I worked on my sketch of the mime all the next day, searching for what it was trying to tell me, hoping to find out, to finish it, before Henri came to pose.
Finally I had to put it aside to think about how I would arrange things. Henri’s face, the hollows and planes, the classic profile. Against the open window, or under a lamp with muted shadows. The shadows seemed to fit.
I set up my sketch pad on a chair, sharpened pencils, adjusted the lamp, checked the wine, unwrapped a wedge of Brie.

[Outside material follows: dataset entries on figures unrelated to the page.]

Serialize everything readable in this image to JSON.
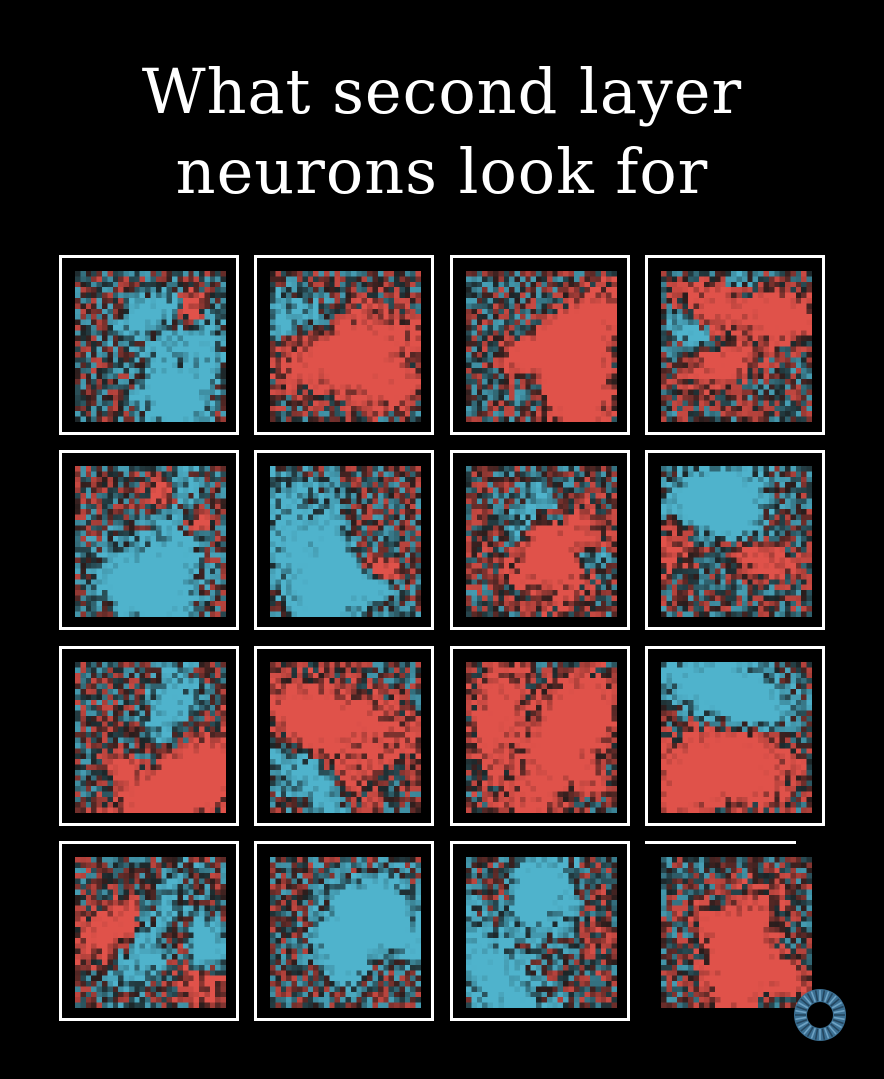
{
  "title": {
    "line1": "What second layer",
    "line2": "neurons look for"
  },
  "grid": {
    "rows": 4,
    "cols": 4,
    "pixels_per_side": 28,
    "colors": {
      "positive": "#e0524a",
      "negative": "#4fb3cc",
      "neutral": "#1a1a1a",
      "frame": "#ffffff"
    },
    "tiles": [
      {
        "id": 1,
        "framed": true
      },
      {
        "id": 2,
        "framed": true
      },
      {
        "id": 3,
        "framed": true
      },
      {
        "id": 4,
        "framed": true
      },
      {
        "id": 5,
        "framed": true
      },
      {
        "id": 6,
        "framed": true
      },
      {
        "id": 7,
        "framed": true
      },
      {
        "id": 8,
        "framed": true
      },
      {
        "id": 9,
        "framed": true
      },
      {
        "id": 10,
        "framed": true
      },
      {
        "id": 11,
        "framed": true
      },
      {
        "id": 12,
        "framed": true
      },
      {
        "id": 13,
        "framed": true
      },
      {
        "id": 14,
        "framed": true
      },
      {
        "id": 15,
        "framed": true
      },
      {
        "id": 16,
        "framed": false,
        "frame_progress": 0.2
      }
    ]
  },
  "loader": {
    "icon": "loading-spinner-icon",
    "color": "#4a8ab0"
  }
}
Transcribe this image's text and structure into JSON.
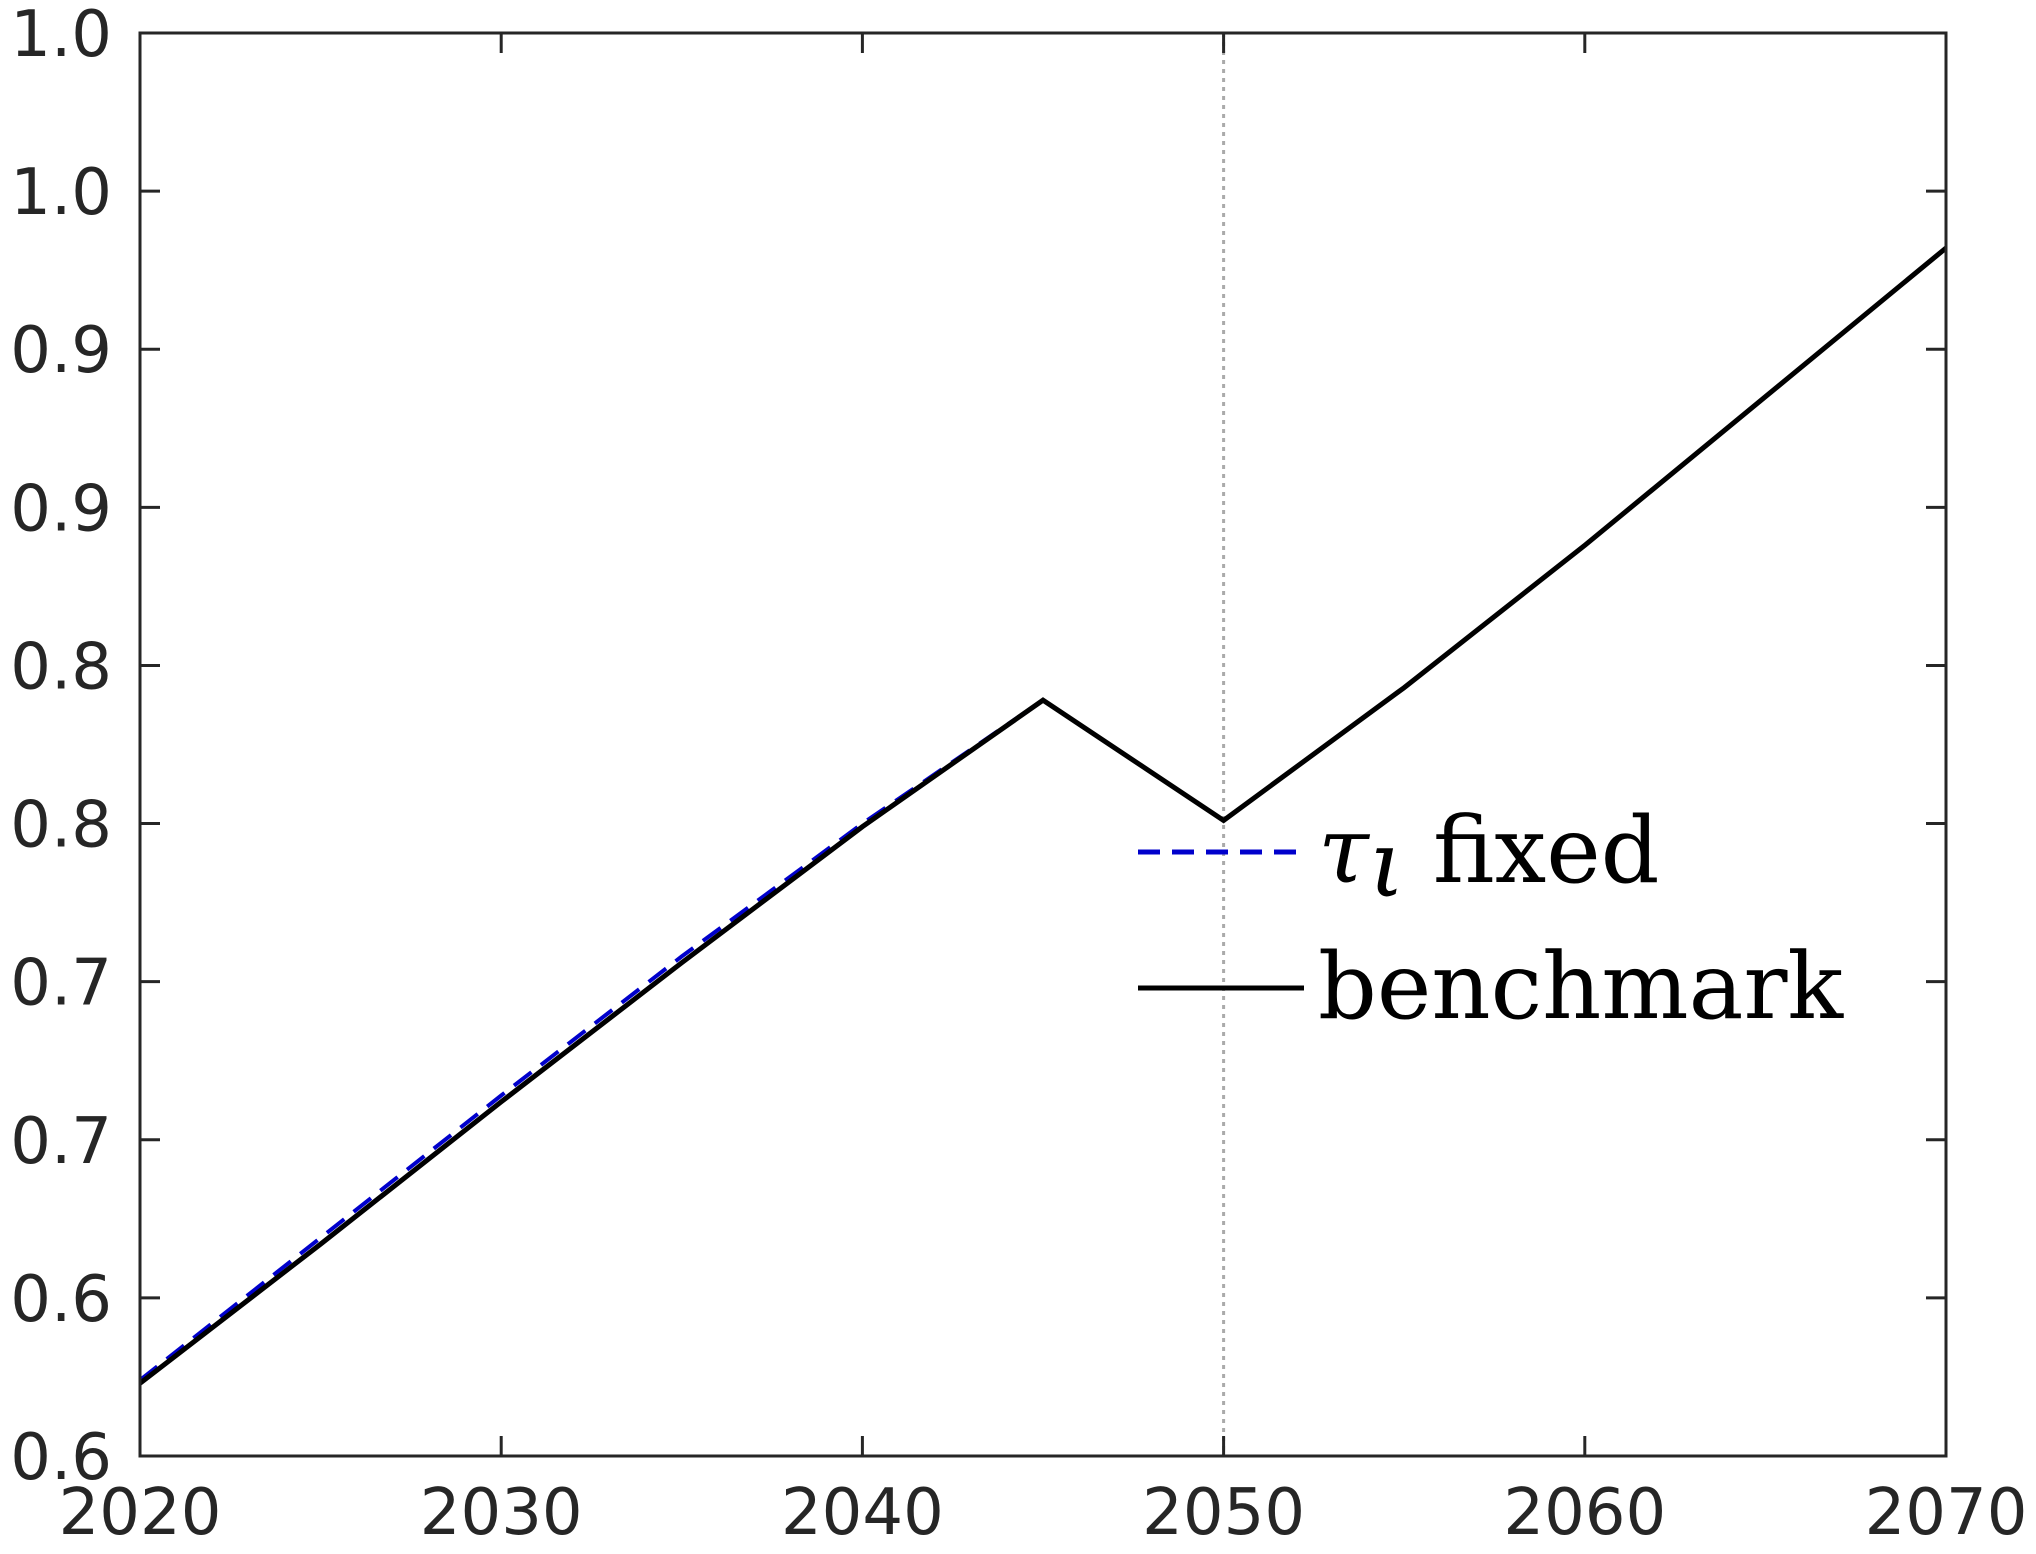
{
  "chart_data": {
    "type": "line",
    "title": "",
    "xlabel": "",
    "ylabel": "",
    "xlim": [
      2020,
      2070
    ],
    "ylim": [
      0.6,
      1.05
    ],
    "x_ticks": [
      2020,
      2030,
      2040,
      2050,
      2060,
      2070
    ],
    "x_tick_labels": [
      "2020",
      "2030",
      "2040",
      "2050",
      "2060",
      "2070"
    ],
    "y_ticks": [
      0.6,
      0.65,
      0.7,
      0.75,
      0.8,
      0.85,
      0.9,
      0.95,
      1.0,
      1.05
    ],
    "y_tick_labels": [
      "0.6",
      "0.6",
      "0.7",
      "0.7",
      "0.8",
      "0.8",
      "0.9",
      "0.9",
      "1.0",
      "1.0"
    ],
    "grid": false,
    "vline": {
      "x": 2050,
      "color": "#aaaaaa",
      "style": "dotted"
    },
    "legend": {
      "placement": "center-right",
      "entries": [
        {
          "series": "tau_fixed",
          "symbol": "τ",
          "subscript": "ι",
          "text": "fixed"
        },
        {
          "series": "benchmark",
          "text": "benchmark"
        }
      ]
    },
    "series": [
      {
        "key": "tau_fixed",
        "name": "τι fixed",
        "color": "#0000cc",
        "style": "dashed",
        "x": [
          2020,
          2025,
          2030,
          2035,
          2040,
          2045,
          2050,
          2055,
          2060,
          2065,
          2070
        ],
        "y": [
          0.624,
          0.669,
          0.714,
          0.758,
          0.8,
          0.839,
          0.801,
          0.843,
          0.888,
          0.935,
          0.982
        ]
      },
      {
        "key": "benchmark",
        "name": "benchmark",
        "color": "#000000",
        "style": "solid",
        "x": [
          2020,
          2025,
          2030,
          2035,
          2040,
          2045,
          2050,
          2055,
          2060,
          2065,
          2070
        ],
        "y": [
          0.623,
          0.667,
          0.712,
          0.756,
          0.799,
          0.839,
          0.801,
          0.843,
          0.888,
          0.935,
          0.982
        ]
      }
    ]
  }
}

I pulled back the drapes to let in a breeze. The summer evening lingered, streaking the sky, ten o’clock before it would finally be dark.
The doorbell rang.
I heard the elevator clank.
I opened the door.
He was dressed in black, a cloud of gray hair, a dark lens on one eye. A tape player dangled from his shoulder, the ricky-tick tune hammered the air.
Back straight, staring eye, shifting feet in a spasmodic dance, eye winking, lips pouting, hands flickering in time.
The music blared, ordering his limbs. He jerked, twitched, scuffed his feet, stepped slowly into the room, moving his arms to the music.
He kept coming closer as I retreated, numb, not knowing where to go. My back hit the wall, the music stopped, he stopped. I hugged the wall. I looked into his unrecognizing eye. I faced the gray makeup smearing his face, the smudged black of his staring eye, the relentless pink of his pouting mouth.
I told myself, this is Henri, Henri a prisoner behind the makeup, the gestures, the outlandish dress. Henri the mime. Henri the marionette.
I looked into his unblinking eye. I said as loud as I could. ‘Mime, I’m not afraid of you.’
His body was stiff, his legs apart, his arms raised in a statuelike pose. The ricky-tick tune blared again, filling the room. He bowed a low, jerking bow, his hair swept the floor. His expression blank, mincingly, haltingly, he backed through the door.
Outside the sound of his running feet on the sidewalk, the tape player’s music, disturbed, discordant, faded into a waltz someone was playing from an open window.
Night shadows drifted. A fragrant breeze skittered by. In a while it would be morning. I sat on the couch to wait.